Par contre, lorsqu’un fonds immobilier construit des logements, la plupart du temps il n’emprunte pas, il place ses fonds propres. Et si par hasard il contracte un emprunt, il obtient de bien meilleures conditions qu’un ménage privé. Et son argent, il l’investit dans l’un des placements les plus sûrs à long terme : la pierre en Suisse.
Et pourtant, le droit du bail lui garantit un rendement disproportionné par rapport à cette sécurité d’investissement. Alors qu’une une obligation fédérale à 10 ans – considérée très sûre – rapporte 0.8 % (et je ne parle pas de la rémunération de votre compte épargne !), la méthode basée sur le taux hypothécaire de référence garantit un rendement de 2 à 3.5 % sur les fonds investis. Et il ne s’agit là que d’un plancher : il n’est pas rare de voir passer des propositions promettant 5 ou 6 % de rendement net !
Résumons : le logement est investissement sûr, même ultra-sûr, en Suisse, mais le droit actuel autorise à rémunérer les investissements au prix d’un investissement plus risqué. Qui paie la différence ? Les locataires. Et pour être plus précis, surtout ceux qui ont déménagé le plus récemment, donc les jeunes actifs et les familles.
Tout ceci vous surprend peut-être. Bien organisés, le lobby de l’immobilier s’emploie à faire croire que la seule solution à tous les problèmes de logement consiste à en construire davantage. C’est une nécessité évidente – mais ça n’aura pas d’effet sur le niveau de loyers faute de modification du modèle de calcul. Peut-être est-la raison pour laquelle l’étude en question a été publiée sans communiqué de presse un vendredi après-midi…

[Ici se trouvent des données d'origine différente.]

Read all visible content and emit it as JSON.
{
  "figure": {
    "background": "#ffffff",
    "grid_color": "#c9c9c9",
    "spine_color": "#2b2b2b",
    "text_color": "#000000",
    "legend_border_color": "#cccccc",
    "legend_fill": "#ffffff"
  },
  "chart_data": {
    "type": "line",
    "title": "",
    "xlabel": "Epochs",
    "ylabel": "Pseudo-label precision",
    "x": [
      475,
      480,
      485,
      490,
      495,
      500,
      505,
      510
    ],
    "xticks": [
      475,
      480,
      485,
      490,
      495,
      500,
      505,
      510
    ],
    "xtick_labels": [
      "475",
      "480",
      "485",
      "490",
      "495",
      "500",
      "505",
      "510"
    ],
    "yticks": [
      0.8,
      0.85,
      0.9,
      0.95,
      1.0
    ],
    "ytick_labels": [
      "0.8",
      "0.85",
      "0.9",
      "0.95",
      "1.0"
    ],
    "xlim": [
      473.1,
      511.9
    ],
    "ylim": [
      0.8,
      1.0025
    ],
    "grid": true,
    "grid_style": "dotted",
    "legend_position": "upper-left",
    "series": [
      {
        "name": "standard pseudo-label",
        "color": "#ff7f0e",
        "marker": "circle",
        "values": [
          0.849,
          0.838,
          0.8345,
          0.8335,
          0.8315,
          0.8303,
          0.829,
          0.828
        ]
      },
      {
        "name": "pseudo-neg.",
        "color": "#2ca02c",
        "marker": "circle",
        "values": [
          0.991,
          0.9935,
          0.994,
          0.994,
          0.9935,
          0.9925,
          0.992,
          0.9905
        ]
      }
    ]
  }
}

Cette répartition des richesses à l’envers – des gens qui vivent de leur travail vers les détenteurs de capital immobilier – doit cesser. Il en va de notre contrat social. Il est temps que Guy Parmelin, conseiller fédéral en charge du logement, agisse : modifier le modèle de calcul, et introduire un mécanisme de vérification de la légalité des loyers. Le temps presse.